- Dacre with bicycle (reference to Daisy Bell)

Background information
- Also known as: Henry Decker
- Born: Frank Dean September 1857 Isle of Man
- Died: 16 July 1922 (aged 64) London, England
- Occupations: Songwriter, music publisher

= Harry Dacre =

English songwriter (1857–1922)

Harry Dacre, the pen-name of Frank Dean (September 1857 – 16 July 1922), was a British songwriter best known for his composition "Daisy Bell (Bicycle Built For Two)".

==Biography==
Dean was born on the Isle of Man, where he was baptised on 6 September 1857. He moved to Manchester, and then to Preston, Lancashire around 1882. He decided to make a career in songwriting, and used the pseudonyms Harry Dacre and Henry Decker (which some sources state was his birth name). He later claimed to have sold some 600 songs in the first two years of his career, but his first popular success was with the song "The Ghost of Benjamin Binns", which was first sung by Harry Randall in Brighton in 1885. Claiming that the stress of constant songwriting was affecting his health, he emigrated to Australia, where he stayed for four years before returning to England and then leaving for America in 1891.
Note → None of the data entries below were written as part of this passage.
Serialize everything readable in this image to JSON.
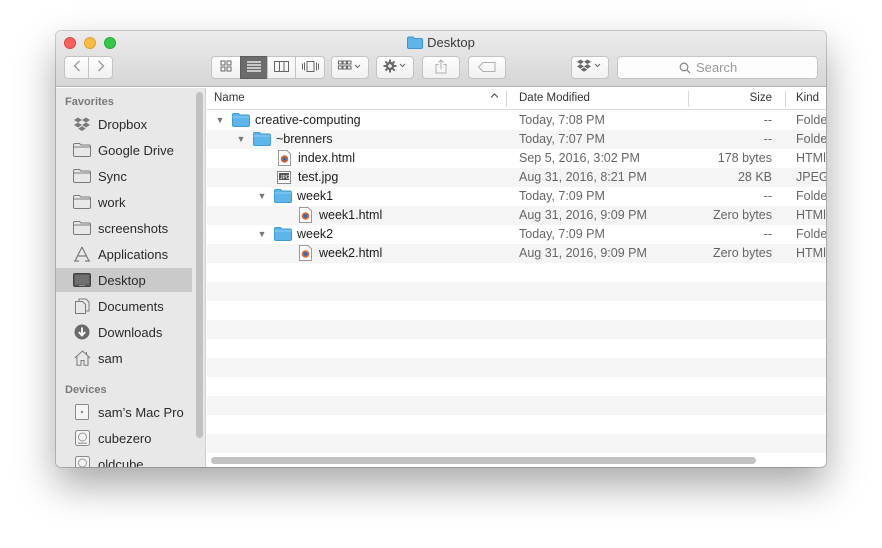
{
  "window": {
    "title": "Desktop"
  },
  "toolbar": {
    "nav": {
      "back_icon": "chevron-left-icon",
      "forward_icon": "chevron-right-icon"
    },
    "views": [
      "icon-view-icon",
      "list-view-icon",
      "column-view-icon",
      "coverflow-view-icon"
    ],
    "active_view": "list",
    "search_placeholder": "Search"
  },
  "sidebar": {
    "favorites_heading": "Favorites",
    "favorites": [
      {
        "label": "Dropbox",
        "icon": "dropbox-icon"
      },
      {
        "label": "Google Drive",
        "icon": "folder-icon"
      },
      {
        "label": "Sync",
        "icon": "folder-icon"
      },
      {
        "label": "work",
        "icon": "folder-icon"
      },
      {
        "label": "screenshots",
        "icon": "folder-icon"
      },
      {
        "label": "Applications",
        "icon": "applications-icon"
      },
      {
        "label": "Desktop",
        "icon": "desktop-icon",
        "selected": true
      },
      {
        "label": "Documents",
        "icon": "documents-icon"
      },
      {
        "label": "Downloads",
        "icon": "downloads-icon"
      },
      {
        "label": "sam",
        "icon": "home-icon"
      }
    ],
    "devices_heading": "Devices",
    "devices": [
      {
        "label": "sam’s Mac Pro",
        "icon": "computer-icon"
      },
      {
        "label": "cubezero",
        "icon": "disk-icon"
      },
      {
        "label": "oldcube",
        "icon": "disk-icon"
      }
    ]
  },
  "columns": {
    "name": "Name",
    "date": "Date Modified",
    "size": "Size",
    "kind": "Kind"
  },
  "files": [
    {
      "name": "creative-computing",
      "date": "Today, 7:08 PM",
      "size": "--",
      "kind": "Folde",
      "depth": 0,
      "type": "folder",
      "expanded": true
    },
    {
      "name": "~brenners",
      "date": "Today, 7:07 PM",
      "size": "--",
      "kind": "Folde",
      "depth": 1,
      "type": "folder",
      "expanded": true
    },
    {
      "name": "index.html",
      "date": "Sep 5, 2016, 3:02 PM",
      "size": "178 bytes",
      "kind": "HTMl",
      "depth": 2,
      "type": "html"
    },
    {
      "name": "test.jpg",
      "date": "Aug 31, 2016, 8:21 PM",
      "size": "28 KB",
      "kind": "JPEG",
      "depth": 2,
      "type": "jpg"
    },
    {
      "name": "week1",
      "date": "Today, 7:09 PM",
      "size": "--",
      "kind": "Folde",
      "depth": 2,
      "type": "folder",
      "expanded": true
    },
    {
      "name": "week1.html",
      "date": "Aug 31, 2016, 9:09 PM",
      "size": "Zero bytes",
      "kind": "HTMl",
      "depth": 3,
      "type": "html"
    },
    {
      "name": "week2",
      "date": "Today, 7:09 PM",
      "size": "--",
      "kind": "Folde",
      "depth": 2,
      "type": "folder",
      "expanded": true
    },
    {
      "name": "week2.html",
      "date": "Aug 31, 2016, 9:09 PM",
      "size": "Zero bytes",
      "kind": "HTMl",
      "depth": 3,
      "type": "html"
    }
  ],
  "colors": {
    "folder": "#5eb5ea",
    "selection": "#cacaca",
    "stripe": "#f5f5f5"
  }
}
He took with him an early version of the song "Daisy Bell", and a bicycle on which he had to pay import duty. Supposedly, his friend William Jerome told him that if he had brought a tandem he would have had to pay double, inspiring Dacre to rewrite the words of his song to refer to a "bicycle built for two". While in New York, he persuaded singer Katie Lawrence to perform the song when she appeared in London in 1892. The song soon became popular in London music halls, and then a worldwide hit.

Dacre returned to London, and in 1895 set up his own publishing house, Frank Dean and Co. He continued to write successful songs, including "Katie O'Connor" (1891); "I Can't Think of Nuthin' Else But You, Lulu" (1896); and "I'll Be Your Sweetheart" (1899), which became a popular success performed by Lil Hawthorne. When it became clear that the law could do little to prevent the pirating of sheet music, Dacre withdrew from the music business for several years, returning only when T. P. O'Connor's proposals were enacted in the 1906 Musical Copyright Act.

Thereafter, Dacre lived in comfort in Langham Place in London. He died there in 1922.